Werner Langen (EVP-ED/CDU) und Jorgo Chatzimarkakis (ALDE/FDP):

Als „nicht zufrieden stellend“ haben die Europaabgeordneten Werner Langen (CDU) und Jorgo Chatzimarkakis (FDP) die Antwort der EU-Kommission auf ihre schriftliche Anfrage zum Thema Sportvermarktung und EU-Wettbewerbsrecht bezeichnet. Die Abgeordneten hatten gefragt, welche Maßnahmen die Kommission zu ergreifen gedenkt, um die notwendige Rechtssicherheit bei der Vermarktung von Sportrechten zu gewährleisten. In ihrer Antwort erteilte die Kommission einer vom Europäischen Parlament geforderten Gruppenfreistellungsverordnung für den Sportsektor eine klare Absage. Stattdessen wolle sich die Kommission weiterhin eine Einzelfallprüfung bei der Vereinbarkeit von Sportrechtevermarktung mit EU-Wettbewerbsrecht vorbehalten, ohne „dabei die Besonderheiten des Sportsektors außer Acht zu lassen“. Obwohl die Kommission die Zentralvermarktung der Fernsehrechte im Grundsatz unterstützt, ist sie somit nicht bereit eine generelle Regelung zu treffen.
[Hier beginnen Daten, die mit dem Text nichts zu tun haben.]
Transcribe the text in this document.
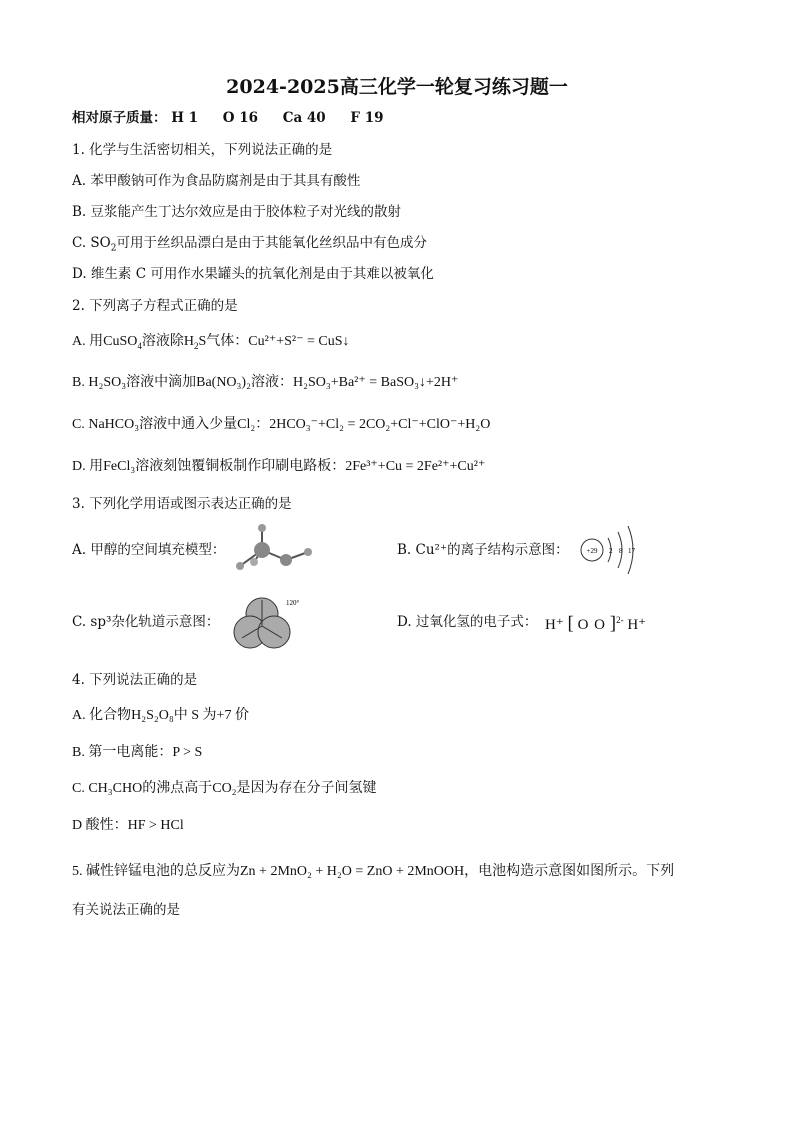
2024-2025高三化学一轮复习练习题一
相对原子质量： H 1 O 16 Ca 40 F 19
1. 化学与生活密切相关，下列说法正确的是
A. 苯甲酸钠可作为食品防腐剂是由于其具有酸性
B. 豆浆能产生丁达尔效应是由于胶体粒子对光线的散射
C. $SO_2$可用于丝织品漂白是由于其能氧化丝织品中有色成分
D. 维生素 C 可用作水果罐头的抗氧化剂是由于其难以被氧化
2. 下列离子方程式正确的是
A. 用CuSO$_4$溶液除$H_2S$气体：Cu²⁺+S²⁻ = CuS↓
B. H₂SO₃溶液中滴加Ba(NO₃)₂溶液：H₂SO₃+Ba²⁺ = BaSO₃↓+2H⁺
C. NaHCO₃溶液中通入少量Cl₂：2HCO₃⁻+Cl₂ = 2CO₂+Cl⁻+ClO⁻+H₂O
D. 用FeCl₃溶液刻蚀覆铜板制作印刷电路板：2Fe³⁺+Cu = 2Fe²⁺+Cu²⁺
3. 下列化学用语或图示表达正确的是
A. 甲醇的空间填充模型：	B. Cu²⁺的离子结构示意图：	+29 2 8 17
C. sp³杂化轨道示意图：
120°
D. 过氧化氢的电子式： H⁺ [ O O ]$^{2-}$ H⁺
4. 下列说法正确的是
A. 化合物H₂S₂O₈中 S 为+7 价
B. 第一电离能：P > S
C. CH₃CHO的沸点高于CO₂是因为存在分子间氢键
D 酸性：HF > HCl
5. 碱性锌锰电池的总反应为Zn + 2MnO₂ + H₂O = ZnO + 2MnOOH，电池构造示意图如图所示。下列
有关说法正确的是
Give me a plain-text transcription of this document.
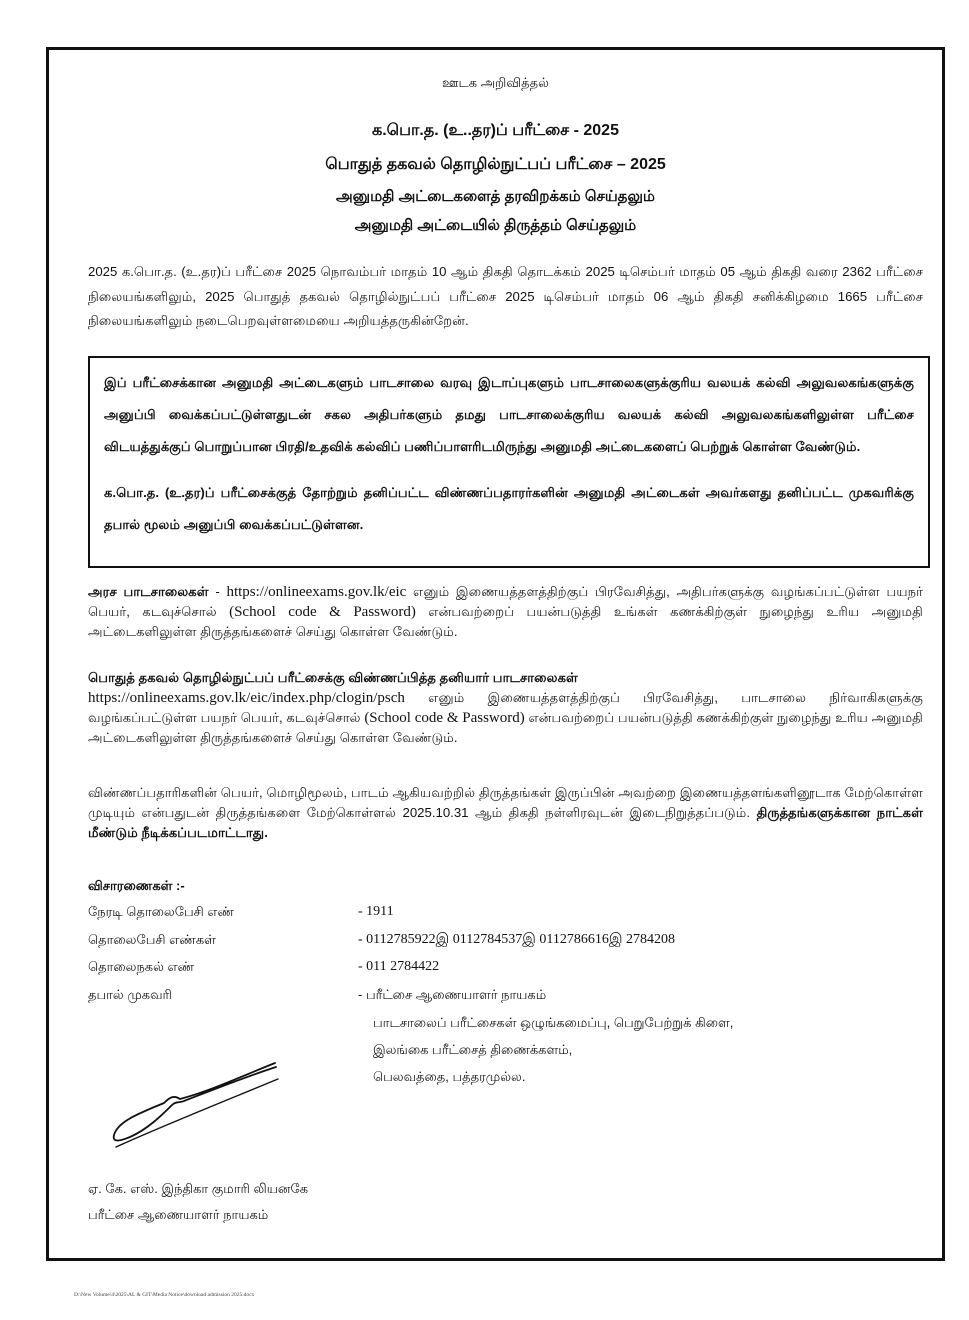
ஊடக அறிவித்தல்
க.பொ.த. (உ..தர)ப் பரீட்சை - 2025
பொதுத் தகவல் தொழில்நுட்பப் பரீட்சை – 2025
அனுமதி அட்டைகளைத் தரவிறக்கம் செய்தலும்
அனுமதி அட்டையில் திருத்தம் செய்தலும்
2025 க.பொ.த. (உ.தர)ப் பரீட்சை 2025 நொவம்பர் மாதம் 10 ஆம் திகதி தொடக்கம் 2025 டிசெம்பர் மாதம் 05 ஆம் திகதி வரை 2362 பரீட்சை நிலையங்களிலும், 2025 பொதுத் தகவல் தொழில்நுட்பப் பரீட்சை 2025 டிசெம்பர் மாதம் 06 ஆம் திகதி சனிக்கிழமை 1665 பரீட்சை நிலையங்களிலும் நடைபெறவுள்ளமையை அறியத்தருகின்றேன்.

இப் பரீட்சைக்கான அனுமதி அட்டைகளும் பாடசாலை வரவு இடாப்புகளும் பாடசாலைகளுக்குரிய வலயக் கல்வி அலுவலகங்களுக்கு அனுப்பி வைக்கப்பட்டுள்ளதுடன் சகல அதிபர்களும் தமது பாடசாலைக்குரிய வலயக் கல்வி அலுவலகங்களிலுள்ள பரீட்சை விடயத்துக்குப் பொறுப்பான பிரதி/உதவிக் கல்விப் பணிப்பாளரிடமிருந்து அனுமதி அட்டைகளைப் பெற்றுக் கொள்ள வேண்டும்.

க.பொ.த. (உ.தர)ப் பரீட்சைக்குத் தோற்றும் தனிப்பட்ட விண்ணப்பதாரர்களின் அனுமதி அட்டைகள் அவர்களது தனிப்பட்ட முகவரிக்கு தபால் மூலம் அனுப்பி வைக்கப்பட்டுள்ளன.

அரச பாடசாலைகள் - https://onlineexams.gov.lk/eic எனும் இணையத்தளத்திற்குப் பிரவேசித்து, அதிபர்களுக்கு வழங்கப்பட்டுள்ள பயநர் பெயர், கடவுச்சொல் (School code & Password) என்பவற்றைப் பயன்படுத்தி உங்கள் கணக்கிற்குள் நுழைந்து உரிய அனுமதி அட்டைகளிலுள்ள திருத்தங்களைச் செய்து கொள்ள வேண்டும்.
பொதுத் தகவல் தொழில்நுட்பப் பரீட்சைக்கு விண்ணப்பித்த தனியார் பாடசாலைகள்
https://onlineexams.gov.lk/eic/index.php/clogin/psch எனும் இணையத்தளத்திற்குப் பிரவேசித்து, பாடசாலை நிர்வாகிகளுக்கு வழங்கப்பட்டுள்ள பயநர் பெயர், கடவுச்சொல் (School code & Password) என்பவற்றைப் பயன்படுத்தி கணக்கிற்குள் நுழைந்து உரிய அனுமதி அட்டைகளிலுள்ள திருத்தங்களைச் செய்து கொள்ள வேண்டும்.
விண்ணப்பதாரிகளின் பெயர், மொழிமூலம், பாடம் ஆகியவற்றில் திருத்தங்கள் இருப்பின் அவற்றை இணையத்தளங்களினூடாக மேற்கொள்ள முடியும் என்பதுடன் திருத்தங்களை மேற்கொள்ளல் 2025.10.31 ஆம் திகதி நள்ளிரவுடன் இடைநிறுத்தப்படும். திருத்தங்களுக்கான நாட்கள் மீண்டும் நீடிக்கப்படமாட்டாது.
விசாரணைகள் :-
நேரடி தொலைபேசி எண்	- 1911
தொலைபேசி எண்கள்	- 0112785922இ 0112784537இ 0112786616இ 2784208
தொலைநகல் எண்	- 011 2784422
தபால் முகவரி	- பரீட்சை ஆணையாளர் நாயகம்
பாடசாலைப் பரீட்சைகள் ஒழுங்கமைப்பு, பெறுபேற்றுக் கிளை,
இலங்கை பரீட்சைத் திணைக்களம்,
பெலவத்தை, பத்தரமுல்ல.
ஏ. கே. எஸ். இந்திகா குமாரி லியனகே
பரீட்சை ஆணையாளர் நாயகம்
D:\New Volume\4\2025\AL & GIT\Media Notice\download admission 2025.docx
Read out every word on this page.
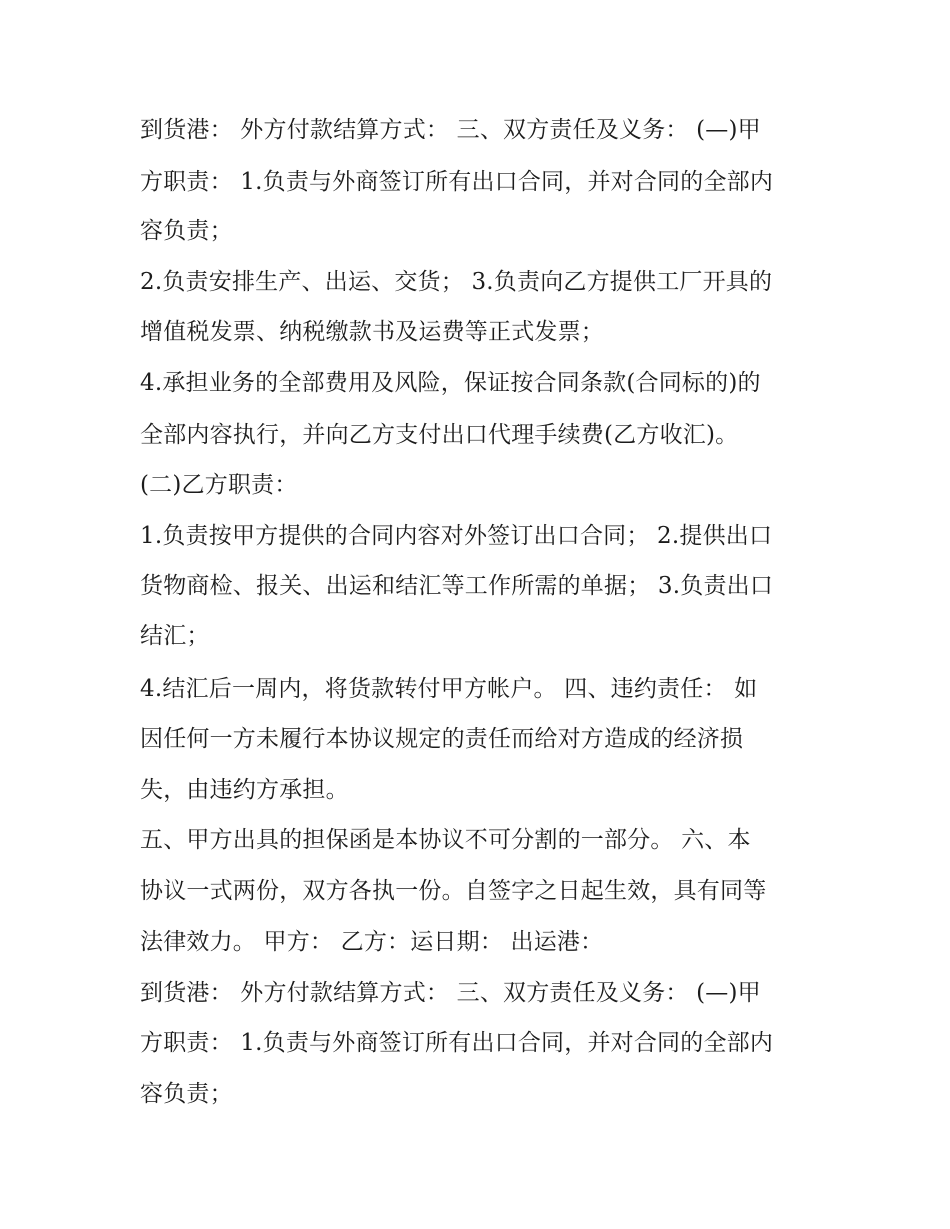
到货港： 外方付款结算方式： 三、双方责任及义务： (—)甲
方职责： 1.负责与外商签订所有出口合同，并对合同的全部内
容负责；
2.负责安排生产、出运、交货； 3.负责向乙方提供工厂开具的
增值税发票、纳税缴款书及运费等正式发票；
4.承担业务的全部费用及风险，保证按合同条款(合同标的)的
全部内容执行，并向乙方支付出口代理手续费(乙方收汇)。
(二)乙方职责：
1.负责按甲方提供的合同内容对外签订出口合同； 2.提供出口
货物商检、报关、出运和结汇等工作所需的单据； 3.负责出口
结汇；
4.结汇后一周内，将货款转付甲方帐户。 四、违约责任： 如
因任何一方未履行本协议规定的责任而给对方造成的经济损
失，由违约方承担。
五、甲方出具的担保函是本协议不可分割的一部分。 六、本
协议一式两份，双方各执一份。自签字之日起生效，具有同等
法律效力。 甲方： 乙方：运日期： 出运港：
到货港： 外方付款结算方式： 三、双方责任及义务： (—)甲
方职责： 1.负责与外商签订所有出口合同，并对合同的全部内
容负责；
„Diese Antwort ist aus unserer Sicht unbefriedigend, denn sie beseitigt die bestehende Rechtsunsicherheit nicht. Die Zusicherung der Kommission, die besonderen Bedingungen des Sportsektors zu berücksichtigen, bleibt dabei völlig unverbindlich und damit rechtlich irrelevant“, kritisierten Chatzimarkakis und Langen. Auch die im Weißbuch Sport vorgenommene Zusicherung der Kommission, die Zentralvermarktung von Medienrechten im Sport „unter gewissen Umständen“ akzeptieren zu wollen, sei damit faktisch wertlos, betonten die beiden Europaabgeordneten weiter. Das Vorgehen des Bundeskartellamts in Deutschland zeige, wie wichtig konkrete europäische Schritte seien, um gleiche Wettbewerbsbedingungen herzustellen.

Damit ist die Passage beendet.